Now the user turns off the machine, possibly in the middle of a running update.

yum-cron should check for a running yum and if one is running block the stop
action until yum is finished. The easiest solution for this would be to write
the yum-cron daily script PID in a file and check for this file and PID in the
yum-cron init stop action. If the file exists and the PID is the yum-cron daily
cron script then it will wait and recheck every few seconds. An informative note
should be printed to the shutdown screen and additionally there should be a trap
that allows cancelling the stop (if it was run on the console).
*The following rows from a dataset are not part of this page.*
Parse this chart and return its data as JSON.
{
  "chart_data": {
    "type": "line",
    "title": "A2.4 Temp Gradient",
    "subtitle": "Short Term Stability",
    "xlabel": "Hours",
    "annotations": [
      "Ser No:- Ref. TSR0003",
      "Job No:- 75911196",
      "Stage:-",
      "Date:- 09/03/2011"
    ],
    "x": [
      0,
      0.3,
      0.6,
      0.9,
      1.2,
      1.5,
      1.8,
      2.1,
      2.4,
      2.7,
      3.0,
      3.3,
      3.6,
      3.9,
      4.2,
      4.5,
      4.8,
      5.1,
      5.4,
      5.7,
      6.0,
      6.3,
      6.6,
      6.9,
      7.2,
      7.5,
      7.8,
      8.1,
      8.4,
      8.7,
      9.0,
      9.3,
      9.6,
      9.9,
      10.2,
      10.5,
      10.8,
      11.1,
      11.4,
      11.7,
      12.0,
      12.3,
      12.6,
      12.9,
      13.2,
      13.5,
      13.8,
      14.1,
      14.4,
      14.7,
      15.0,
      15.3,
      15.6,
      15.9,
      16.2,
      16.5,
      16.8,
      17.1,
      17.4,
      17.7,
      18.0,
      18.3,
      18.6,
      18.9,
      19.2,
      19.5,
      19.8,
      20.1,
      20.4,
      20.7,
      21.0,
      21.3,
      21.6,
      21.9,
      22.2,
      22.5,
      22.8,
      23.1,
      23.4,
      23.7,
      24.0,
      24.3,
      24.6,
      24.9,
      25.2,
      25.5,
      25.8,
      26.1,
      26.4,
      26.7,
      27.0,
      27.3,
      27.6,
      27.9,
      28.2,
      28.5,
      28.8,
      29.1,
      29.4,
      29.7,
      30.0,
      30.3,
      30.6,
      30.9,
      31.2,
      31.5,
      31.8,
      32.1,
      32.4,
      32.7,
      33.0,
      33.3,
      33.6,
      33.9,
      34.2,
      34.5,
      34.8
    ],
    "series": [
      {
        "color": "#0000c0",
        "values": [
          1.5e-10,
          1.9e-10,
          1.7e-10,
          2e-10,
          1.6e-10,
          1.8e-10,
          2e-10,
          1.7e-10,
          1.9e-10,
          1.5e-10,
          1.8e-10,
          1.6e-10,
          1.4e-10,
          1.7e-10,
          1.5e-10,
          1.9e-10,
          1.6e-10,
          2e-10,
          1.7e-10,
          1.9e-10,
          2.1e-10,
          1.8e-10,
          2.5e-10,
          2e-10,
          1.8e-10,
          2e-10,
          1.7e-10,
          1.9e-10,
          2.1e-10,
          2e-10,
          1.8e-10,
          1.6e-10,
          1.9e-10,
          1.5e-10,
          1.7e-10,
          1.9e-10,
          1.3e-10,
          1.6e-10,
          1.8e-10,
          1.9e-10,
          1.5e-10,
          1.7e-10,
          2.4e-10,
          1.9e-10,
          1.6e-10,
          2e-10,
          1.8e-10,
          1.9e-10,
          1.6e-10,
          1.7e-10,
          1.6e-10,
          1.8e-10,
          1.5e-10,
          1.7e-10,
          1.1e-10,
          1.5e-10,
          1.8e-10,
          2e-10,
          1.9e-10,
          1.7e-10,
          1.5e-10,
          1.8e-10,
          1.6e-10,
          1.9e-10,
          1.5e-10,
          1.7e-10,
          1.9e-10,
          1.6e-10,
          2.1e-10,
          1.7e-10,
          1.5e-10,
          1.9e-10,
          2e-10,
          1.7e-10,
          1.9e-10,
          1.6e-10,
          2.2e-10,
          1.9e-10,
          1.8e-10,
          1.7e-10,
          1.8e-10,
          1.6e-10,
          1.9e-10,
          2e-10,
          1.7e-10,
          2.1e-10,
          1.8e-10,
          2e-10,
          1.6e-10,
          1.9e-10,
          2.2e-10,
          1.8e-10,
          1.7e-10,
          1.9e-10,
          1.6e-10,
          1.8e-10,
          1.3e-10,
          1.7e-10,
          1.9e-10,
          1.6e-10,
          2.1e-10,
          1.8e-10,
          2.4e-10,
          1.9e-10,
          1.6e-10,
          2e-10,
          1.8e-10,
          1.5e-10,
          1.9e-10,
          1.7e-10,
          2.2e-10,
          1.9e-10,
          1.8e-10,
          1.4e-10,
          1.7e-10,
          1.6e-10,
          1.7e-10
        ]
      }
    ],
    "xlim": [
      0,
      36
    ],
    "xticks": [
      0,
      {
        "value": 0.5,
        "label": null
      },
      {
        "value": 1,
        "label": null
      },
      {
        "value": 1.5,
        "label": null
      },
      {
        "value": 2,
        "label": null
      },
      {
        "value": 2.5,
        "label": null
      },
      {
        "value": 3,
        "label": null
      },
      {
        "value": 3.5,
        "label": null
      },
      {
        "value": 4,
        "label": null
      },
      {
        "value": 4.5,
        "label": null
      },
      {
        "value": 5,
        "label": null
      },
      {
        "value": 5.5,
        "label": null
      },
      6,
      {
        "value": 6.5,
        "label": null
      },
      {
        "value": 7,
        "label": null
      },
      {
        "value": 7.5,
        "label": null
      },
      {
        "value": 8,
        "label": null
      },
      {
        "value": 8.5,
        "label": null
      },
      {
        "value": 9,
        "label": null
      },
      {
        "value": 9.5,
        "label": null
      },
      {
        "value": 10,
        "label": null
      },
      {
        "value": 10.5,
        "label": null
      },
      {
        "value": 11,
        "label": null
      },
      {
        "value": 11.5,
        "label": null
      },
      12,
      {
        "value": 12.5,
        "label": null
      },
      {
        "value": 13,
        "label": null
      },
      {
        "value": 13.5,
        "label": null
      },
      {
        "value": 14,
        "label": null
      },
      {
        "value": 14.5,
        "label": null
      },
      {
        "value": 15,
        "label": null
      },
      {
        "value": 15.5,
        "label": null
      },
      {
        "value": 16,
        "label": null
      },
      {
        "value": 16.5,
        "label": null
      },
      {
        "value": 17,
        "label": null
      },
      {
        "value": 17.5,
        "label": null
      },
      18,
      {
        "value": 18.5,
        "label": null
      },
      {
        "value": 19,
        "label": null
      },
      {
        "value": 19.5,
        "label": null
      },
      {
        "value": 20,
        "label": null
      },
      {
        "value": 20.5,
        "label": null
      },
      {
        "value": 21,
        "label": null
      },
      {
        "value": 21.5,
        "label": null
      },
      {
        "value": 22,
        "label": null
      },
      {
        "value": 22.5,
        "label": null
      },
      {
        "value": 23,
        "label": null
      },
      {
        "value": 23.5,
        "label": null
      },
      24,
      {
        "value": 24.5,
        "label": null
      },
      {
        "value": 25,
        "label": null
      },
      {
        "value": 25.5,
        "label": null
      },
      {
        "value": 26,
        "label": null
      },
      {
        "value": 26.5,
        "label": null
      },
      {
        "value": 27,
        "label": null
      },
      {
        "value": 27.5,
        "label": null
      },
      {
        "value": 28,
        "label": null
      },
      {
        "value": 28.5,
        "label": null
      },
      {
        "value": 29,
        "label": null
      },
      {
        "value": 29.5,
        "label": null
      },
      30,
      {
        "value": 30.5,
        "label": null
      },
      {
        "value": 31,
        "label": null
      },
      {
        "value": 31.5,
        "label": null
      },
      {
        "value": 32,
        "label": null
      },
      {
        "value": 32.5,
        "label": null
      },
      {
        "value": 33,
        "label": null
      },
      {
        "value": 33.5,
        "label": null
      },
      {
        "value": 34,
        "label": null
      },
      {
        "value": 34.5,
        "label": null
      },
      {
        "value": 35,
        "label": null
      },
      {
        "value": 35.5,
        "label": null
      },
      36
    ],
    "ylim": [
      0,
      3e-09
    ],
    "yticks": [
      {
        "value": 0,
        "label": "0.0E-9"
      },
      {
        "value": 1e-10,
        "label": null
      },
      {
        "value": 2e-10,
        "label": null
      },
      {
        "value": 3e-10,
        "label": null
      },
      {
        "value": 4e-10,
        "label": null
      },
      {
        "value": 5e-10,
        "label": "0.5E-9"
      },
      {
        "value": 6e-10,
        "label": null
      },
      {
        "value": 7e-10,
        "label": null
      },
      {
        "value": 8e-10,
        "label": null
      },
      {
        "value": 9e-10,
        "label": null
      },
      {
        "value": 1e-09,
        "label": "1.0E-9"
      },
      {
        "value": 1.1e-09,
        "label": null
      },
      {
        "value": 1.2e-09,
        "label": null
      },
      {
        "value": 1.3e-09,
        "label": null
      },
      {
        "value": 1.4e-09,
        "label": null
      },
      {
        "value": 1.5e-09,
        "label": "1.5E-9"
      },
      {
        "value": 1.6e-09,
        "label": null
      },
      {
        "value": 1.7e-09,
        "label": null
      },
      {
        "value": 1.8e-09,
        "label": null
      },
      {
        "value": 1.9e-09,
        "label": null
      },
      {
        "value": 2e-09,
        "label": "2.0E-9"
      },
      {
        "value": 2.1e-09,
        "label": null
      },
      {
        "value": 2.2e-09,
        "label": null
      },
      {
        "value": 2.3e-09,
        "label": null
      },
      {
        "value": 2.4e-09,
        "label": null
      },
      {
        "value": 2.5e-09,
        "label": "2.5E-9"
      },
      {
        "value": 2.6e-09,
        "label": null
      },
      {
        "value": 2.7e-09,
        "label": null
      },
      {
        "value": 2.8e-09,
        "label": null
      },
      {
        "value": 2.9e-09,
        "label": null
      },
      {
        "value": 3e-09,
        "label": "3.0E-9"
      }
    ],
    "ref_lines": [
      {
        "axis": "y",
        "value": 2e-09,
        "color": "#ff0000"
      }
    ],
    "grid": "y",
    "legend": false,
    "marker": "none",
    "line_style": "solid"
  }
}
Comment 1 Habig, Alec 2008-02-14 17:51:40 UTC
Would be easy enough to code, but here are some big problems:

1) yum has a pid lock even during its (large) random wait before doing the
actual work.  The random wait is so that every machine around the world running
yum-cron around the world doesn't assault the mirrors simultaneously, so is an
important feature we wouldn't want to disable, but waiting hours for a shutdown
is Bad.  One could override it on console, but remotely one could get really
trapped (shutdown also disables logins).

2) Messing with the shutdown scripts is outside the scope of this package. 
That's a core Fedora package, and changes there would have to be made by that
package's owners.  And very carefully thought about to deal with unintended
consequences.  But perhaps there is already a list of Things to Not Shut Down
During  that could be looked at?

The upside would be a way to eliminate instances of rebooting with partial
upgrades in progress, lots of loose files around, perhaps a corrupted rpm
database.  But, in practice I've not seen such problems in many years (and have
clobbered machines in the midst of updates).  I suspect that yum and rpm are now
doing some cleanup when given a SIGTERM by the shutdown script, so that they're
not left in an un-recoverable state.

Since I can't make such a change as part of this package, I'll mark this bug as
CANTFIX.  There are two places it might be addressed, though.  The "sysvinit"
package owns the shutdown scripts.  And some combination of yum and rpm could
address how they handle being sent a SIGTERM by the shutdown scripts.